Görüşler
Ekonomik Görünüm
Büyüme sürdürülebilecek mi?
Deloitte Türkiye’nin yayımladığı, Ekonomik Görünüm Raporu’na göre küresel ekonomide uzun zaman sonra güçlü ve genele yayılmış bir büyüme görünümüne sahip olsak da, henüz rehavete kapılmak için erken. Türkiye tarafında ise güçlü büyüme trendinin sürdürülebilmesi, özellikle de cari açık ve enflasyon gibi kırılganlıklarımızı azaltmamız söz konusuyken, oldukça zor görünüyor…
Deloitte Türkiye ‘Ekonomik Görünüm raporuna göre küresel ekonomide 2016 yılının ikinci yarısı itibarıyla başlayan toparlanma sürüyor, ancak uzun vadeli büyüme dinamikleri halen zayıf ve kısa vadede riskler aşağı yönlü. Küresel ekonomideki en önemli risk başlıklarından biri, büyük merkez bankalarının parasal normalleşmeye geçerken finansal volatilitenin artması ve finansal koşullarda beklenenden daha hızlı bir sıkılaşma olması.
Türkiye ekonomisi ise yılın ilk yarısında devreye sokulan kuvvetli mali ve parasal teşvikler ile net ihracattaki iyileşme sonucu geçtiğimiz yılın aynı dönemine oranla %5,1’lik büyüme yakaladı, üçüncü çeyrekte de bu güçlü seyri koruması ve %7 civarında bir büyümeye ulaşması öngörülüyor. Ancak rapora göre önümüzdeki dönemin temel soruları bu yüksek büyüme oranlarının sürdürülüp sürdürülemeyeceği ve sürdürülmesi durumunda ise enflasyon ve cari açık gibi artık yakından bilinen kırılganlıklarımızın nasıl seyredeceği.
Raporda öne çıkan bir diğer husus ise yatırımlardaki yıllık %9,5’lik artış... Bu durum, Türkiye genelindeki %5,1’lik büyümenin 2,9 puan ile yarısından fazlasının yatırımlar kanalı ile sağlandığı anlamına geliyor. Bu yatırımların büyük bir kısmını inşaat yatırımları (%25’lik büyüme) oluştururken, büyümenin sürdürülebilirliği açısından daha çok tercih edilen makine ve teçhizat yatırımı harcamalarının geçtiğimiz dönemde olduğu gibi daralma kaydettiği ortaya çıkıyor. İkinci çeyrekte büyümeyi destekleyen bir diğer kalem ise ihracat… İhracattaki yıllık %10,5’lik artışa karşın ithalat artışı %2,3 ile sınırlı kaldı. Sanayi sektörü, yıl bazında değerlendirildiğinde, %6,3’lük artış ile ilk çeyrekteki ivmesini yüksek oranda korurken, hizmet sektörü istikrarlı büyümesini %5,7 ile dengeledi; tarım ise %4,7 ile dikkate değer bir yükselme kaydetti.
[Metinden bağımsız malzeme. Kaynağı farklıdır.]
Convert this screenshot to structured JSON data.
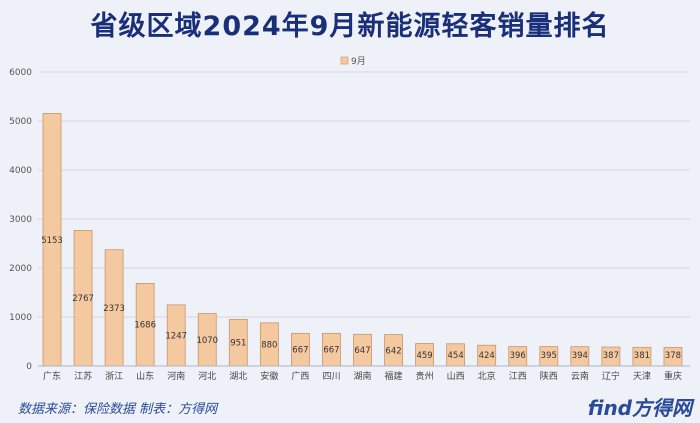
{
  "chart_data": {
    "type": "bar",
    "title": "省级区域2024年9月新能源轻客销量排名",
    "legend": {
      "position": "top-center",
      "label": "9月"
    },
    "series": [
      {
        "name": "9月",
        "color": "#f5c9a0",
        "stroke": "#c9956a"
      }
    ],
    "categories": [
      "广东",
      "江苏",
      "浙江",
      "山东",
      "河南",
      "河北",
      "湖北",
      "安徽",
      "广西",
      "四川",
      "湖南",
      "福建",
      "贵州",
      "山西",
      "北京",
      "江西",
      "陕西",
      "云南",
      "辽宁",
      "天津",
      "重庆"
    ],
    "values": [
      5153,
      2767,
      2373,
      1686,
      1247,
      1070,
      951,
      880,
      667,
      667,
      647,
      642,
      459,
      454,
      424,
      396,
      395,
      394,
      387,
      381,
      378
    ],
    "ylim": [
      0,
      6000
    ],
    "yticks": [
      0,
      1000,
      2000,
      3000,
      4000,
      5000,
      6000
    ],
    "grid": true
  },
  "footer": {
    "source": "数据来源：保险数据 制表：方得网",
    "logo": "find方得网"
  }
}
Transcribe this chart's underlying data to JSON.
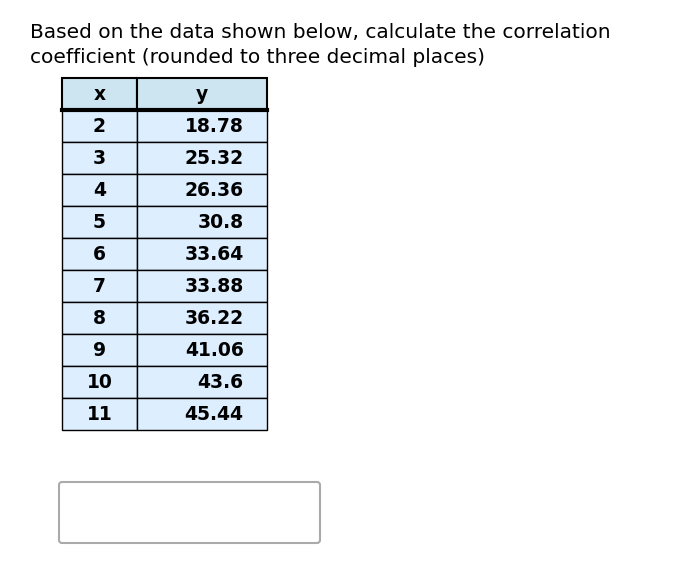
{
  "title_line1": "Based on the data shown below, calculate the correlation",
  "title_line2": "coefficient (rounded to three decimal places)",
  "col_headers": [
    "x",
    "y"
  ],
  "x_values": [
    2,
    3,
    4,
    5,
    6,
    7,
    8,
    9,
    10,
    11
  ],
  "y_values": [
    18.78,
    25.32,
    26.36,
    30.8,
    33.64,
    33.88,
    36.22,
    41.06,
    43.6,
    45.44
  ],
  "header_bg": "#cce5f0",
  "row_bg": "#ddeeff",
  "row_bg_alt": "#ddeeff",
  "border_color": "#000000",
  "text_color": "#000000",
  "bg_color": "#ffffff",
  "title_fontsize": 14.5,
  "table_fontsize": 13.5,
  "fig_width": 7.0,
  "fig_height": 5.68,
  "fig_dpi": 100
}
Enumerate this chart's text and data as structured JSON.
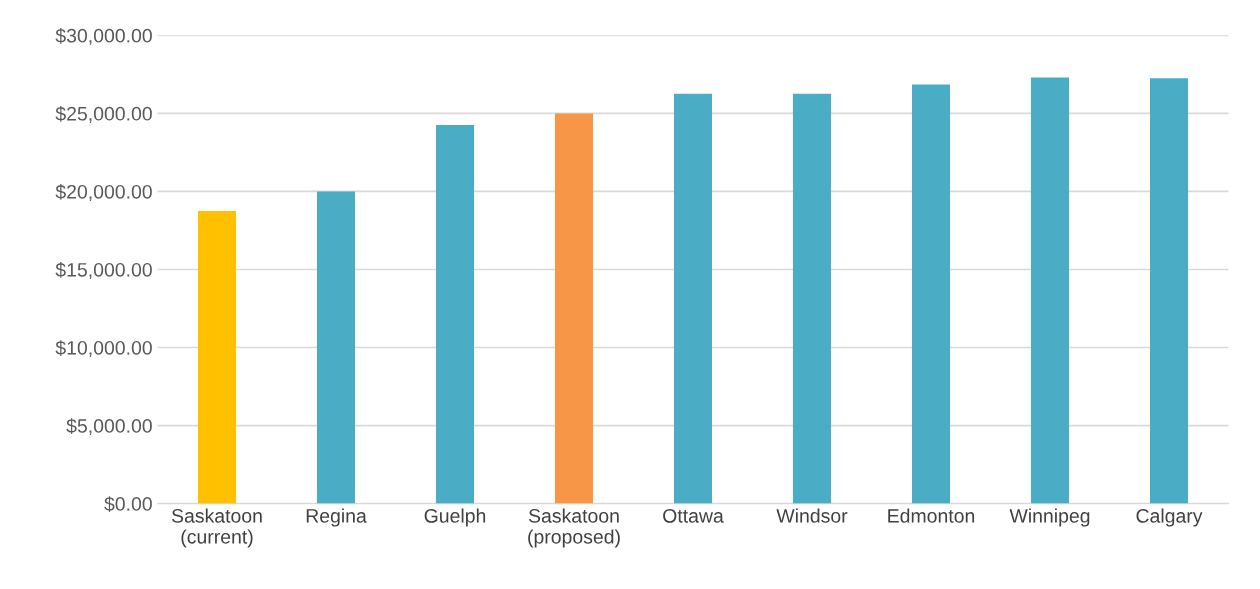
{
  "chart_data": {
    "type": "bar",
    "categories": [
      "Saskatoon\n(current)",
      "Regina",
      "Guelph",
      "Saskatoon\n(proposed)",
      "Ottawa",
      "Windsor",
      "Edmonton",
      "Winnipeg",
      "Calgary"
    ],
    "values": [
      18750,
      20000,
      24250,
      25000,
      26250,
      26250,
      26850,
      27300,
      27250
    ],
    "colors": [
      "#ffc000",
      "#4bacc6",
      "#4bacc6",
      "#f79646",
      "#4bacc6",
      "#4bacc6",
      "#4bacc6",
      "#4bacc6",
      "#4bacc6"
    ],
    "ylim": [
      0,
      30000
    ],
    "yticks": [
      {
        "value": 0,
        "label": "$0.00"
      },
      {
        "value": 5000,
        "label": "$5,000.00"
      },
      {
        "value": 10000,
        "label": "$10,000.00"
      },
      {
        "value": 15000,
        "label": "$15,000.00"
      },
      {
        "value": 20000,
        "label": "$20,000.00"
      },
      {
        "value": 25000,
        "label": "$25,000.00"
      },
      {
        "value": 30000,
        "label": "$30,000.00"
      }
    ],
    "grid": "y"
  }
}
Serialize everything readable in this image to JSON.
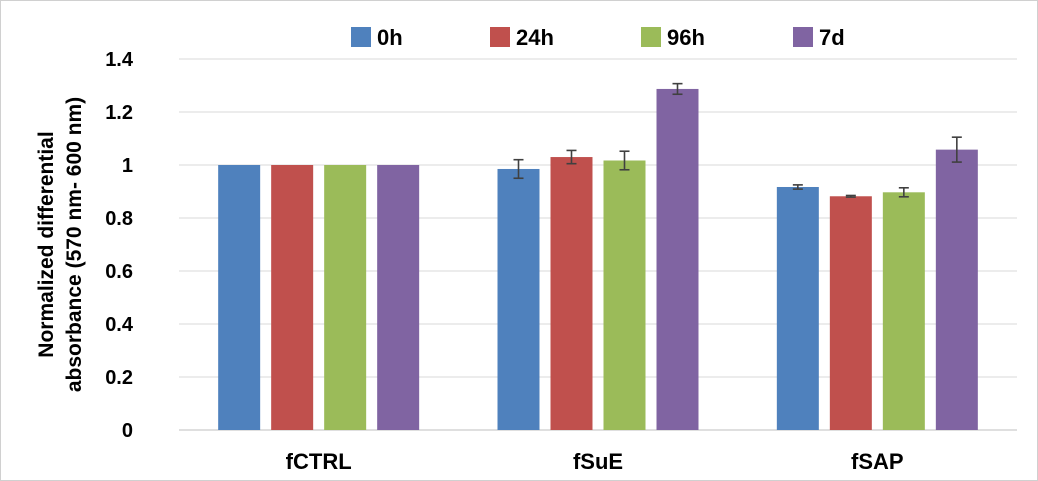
{
  "chart_data": {
    "type": "bar",
    "title": "",
    "xlabel": "",
    "ylabel_lines": [
      "Normalized differential",
      "absorbance (570 nm- 600 nm)"
    ],
    "categories": [
      "fCTRL",
      "fSuE",
      "fSAP"
    ],
    "ylim": [
      0,
      1.4
    ],
    "yticks": [
      0,
      0.2,
      0.4,
      0.6,
      0.8,
      1,
      1.2,
      1.4
    ],
    "ytick_labels": [
      "0",
      "0.2",
      "0.4",
      "0.6",
      "0.8",
      "1",
      "1.2",
      "1.4"
    ],
    "grid": true,
    "legend_position": "top",
    "series": [
      {
        "name": "0h",
        "color": "#4f81bd",
        "values": [
          1.0,
          0.985,
          0.917
        ],
        "errors": [
          0.0,
          0.035,
          0.008
        ]
      },
      {
        "name": "24h",
        "color": "#c0504d",
        "values": [
          1.0,
          1.03,
          0.882
        ],
        "errors": [
          0.0,
          0.025,
          0.003
        ]
      },
      {
        "name": "96h",
        "color": "#9bbb59",
        "values": [
          1.0,
          1.017,
          0.897
        ],
        "errors": [
          0.0,
          0.035,
          0.017
        ]
      },
      {
        "name": "7d",
        "color": "#8064a2",
        "values": [
          1.0,
          1.287,
          1.058
        ],
        "errors": [
          0.0,
          0.02,
          0.047
        ]
      }
    ]
  }
}
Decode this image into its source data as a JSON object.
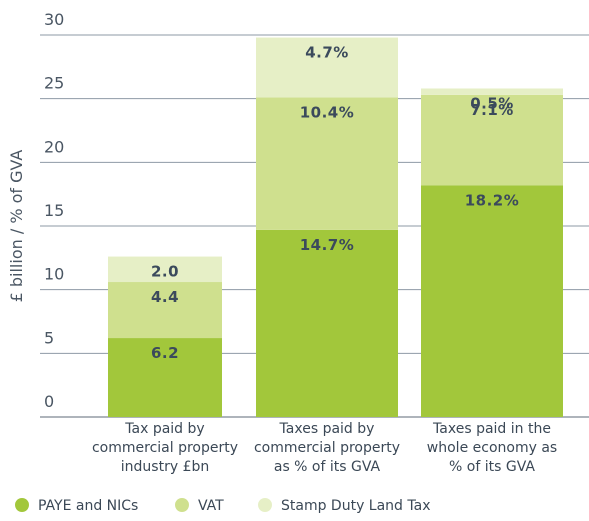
{
  "chart_data": {
    "type": "stacked_bar",
    "y_axis_label": "£ billion / % of GVA",
    "categories": [
      [
        "Tax paid by",
        "commercial property",
        "industry £bn"
      ],
      [
        "Taxes paid by",
        "commercial property",
        "as % of its GVA"
      ],
      [
        "Taxes paid in the",
        "whole economy as",
        "% of its GVA"
      ]
    ],
    "series": [
      {
        "name": "PAYE and NICs",
        "color": "#a2c73b",
        "values": [
          6.2,
          14.7,
          18.2
        ],
        "value_labels": [
          "6.2",
          "14.7%",
          "18.2%"
        ]
      },
      {
        "name": "VAT",
        "color": "#cfe08e",
        "values": [
          4.4,
          10.4,
          7.1
        ],
        "value_labels": [
          "4.4",
          "10.4%",
          "7.1%"
        ]
      },
      {
        "name": "Stamp Duty Land Tax",
        "color": "#e6efc6",
        "values": [
          2.0,
          4.7,
          0.5
        ],
        "value_labels": [
          "2.0",
          "4.7%",
          "0.5%"
        ]
      }
    ],
    "ylim": [
      0,
      30
    ],
    "yticks": [
      0,
      5,
      10,
      15,
      20,
      25,
      30
    ],
    "grid": true,
    "legend": "bottom"
  }
}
Mevcut veriler ve araştırmalar, –geçen yılın aynı dönemindeki daralma da göz önüne alındığında-- güçlü büyümenin üçüncü çeyrekte de devam edeceğini gösteriyor. Ancak yılın sonuna doğru ve önümüzdeki yıl büyümede ciddi bir ivme kaybı gündeme gelebilir. Geçtiğimiz dönemden bu yana devam eden teşvik ve vergi indirimlerinin yılın dördüncü çeyreğinde sonlanacağı da göz önüne alındığında, büyümede bir yavaşlama en olası senaryo.